Com Sci 230

Homeworks for Spring 1998

Nachos Project #2
Due 29 April 1998
Thread Synchronization

Last modified: Tue Apr 21 21:35:57 CDT

Project #2 is due on Wednesday, 29 April 1998, at 7:30 AM. Use the submit-project Project_2 command to hand in your work as you did in the revised procedures for Project #1. Submit as often as you like up until the deadline. I will evaluate only your last submission, which will wipe out all the previous ones in my directory. Please submit only work that is complete in terms of organization, internal documentation, and explanatory writing. But, you may submit work that implements only a part of the project step, or which has errors in functionality, as long as you explain the incompleteness and/or errors.

Basic goals

In this project, you must take the thread system defined in the initial version of Nachos, complete the synchronization primitives, and use these primitives to solve several problems in concurrent programming. Since we are not yet using the MIPS instruction interpreter, and are not assigning user address spaces, there are no user programs involved in this assignment. But, to test the synchronization primitives, you will need to write functions that behave like user programs, at least as far as their concurrent behavior is involved.

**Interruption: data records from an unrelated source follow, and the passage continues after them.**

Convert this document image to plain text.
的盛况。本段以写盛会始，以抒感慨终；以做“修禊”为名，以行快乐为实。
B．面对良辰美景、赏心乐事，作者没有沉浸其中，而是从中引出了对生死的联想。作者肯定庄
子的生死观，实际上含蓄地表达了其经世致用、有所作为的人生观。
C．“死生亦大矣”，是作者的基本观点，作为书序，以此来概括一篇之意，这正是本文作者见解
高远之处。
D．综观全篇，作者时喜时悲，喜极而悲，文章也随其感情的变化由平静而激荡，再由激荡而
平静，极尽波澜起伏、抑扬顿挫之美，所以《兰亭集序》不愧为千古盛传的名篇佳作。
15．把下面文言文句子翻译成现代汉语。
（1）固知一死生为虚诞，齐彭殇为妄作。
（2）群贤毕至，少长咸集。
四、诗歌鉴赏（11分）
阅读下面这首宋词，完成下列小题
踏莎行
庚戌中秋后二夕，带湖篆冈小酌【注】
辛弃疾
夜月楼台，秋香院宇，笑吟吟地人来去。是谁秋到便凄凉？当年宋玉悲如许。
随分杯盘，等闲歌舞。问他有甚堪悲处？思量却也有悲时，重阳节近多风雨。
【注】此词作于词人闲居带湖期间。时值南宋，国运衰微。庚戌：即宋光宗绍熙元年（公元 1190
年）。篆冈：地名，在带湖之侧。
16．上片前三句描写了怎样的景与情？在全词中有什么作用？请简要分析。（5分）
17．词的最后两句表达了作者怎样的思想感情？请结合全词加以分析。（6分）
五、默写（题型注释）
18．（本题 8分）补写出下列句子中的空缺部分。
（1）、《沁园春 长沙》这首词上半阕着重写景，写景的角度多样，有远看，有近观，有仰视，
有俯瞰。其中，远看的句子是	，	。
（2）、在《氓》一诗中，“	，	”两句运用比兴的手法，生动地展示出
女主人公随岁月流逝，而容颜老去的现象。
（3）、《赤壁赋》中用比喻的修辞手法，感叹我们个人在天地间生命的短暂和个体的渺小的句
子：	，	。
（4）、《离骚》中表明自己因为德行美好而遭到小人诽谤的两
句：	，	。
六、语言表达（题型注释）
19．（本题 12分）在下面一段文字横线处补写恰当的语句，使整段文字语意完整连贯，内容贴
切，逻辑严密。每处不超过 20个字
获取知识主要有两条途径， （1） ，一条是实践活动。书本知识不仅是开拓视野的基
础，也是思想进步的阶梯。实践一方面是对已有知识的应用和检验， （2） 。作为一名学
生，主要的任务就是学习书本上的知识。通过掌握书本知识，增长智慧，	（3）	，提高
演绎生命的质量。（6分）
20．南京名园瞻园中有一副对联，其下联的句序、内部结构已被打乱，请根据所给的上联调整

Testing your concurrent programs

In order to test your concurrent programs, you need to run them with a lot of different interleaved orderings. To support such testing, nachos with the option -rs provides pseudorandom timer interrupts to jumble up the order of execution of concurrent threads. But, because of the two-level structure of Nachos, the way in which nachos provides these interrupts is somewhat artificial looking, and requires some programming effort from you in order to let it happen.

nachos -rs starts a simulated timer, and sets interrupts for pseudorandomly chosen intervals. Whenever a timer interrupt is triggered, the initial Nachos code calls TimerInterruptHandler in system.cc, which Yields the CPU. But, "time" in Nachos is simulated. The clock ticks once whenever there is a call to Interrupt::OneTick in interrupt.cc. In simulated MIPS code, OneTick is called after every simulated machine instruction. But, in non-MIPS code, it may never get called unless the code explicitly causes it. In the initial Nachos code, OneTick is called from the OS only when interrupts are re-enabled, after having been off. The call interrupt->Enable(), which sets the interrupt state to IntOn, will only cause a clock tick when the previous interrupt state was IntOff.

In order to test your concurrent programming thoroughly, you may need to add some clock ticks to provide more opportunities for timer interrupts. OneTick appears to assume, without checking, that interrupts are enabled. Make sure that you only tick the clock in portions of your code where interrupts are guaranteed to be enabled. Insert interrupt->OneTick wherever there is a chance that the interleaving of another thread could cause trouble.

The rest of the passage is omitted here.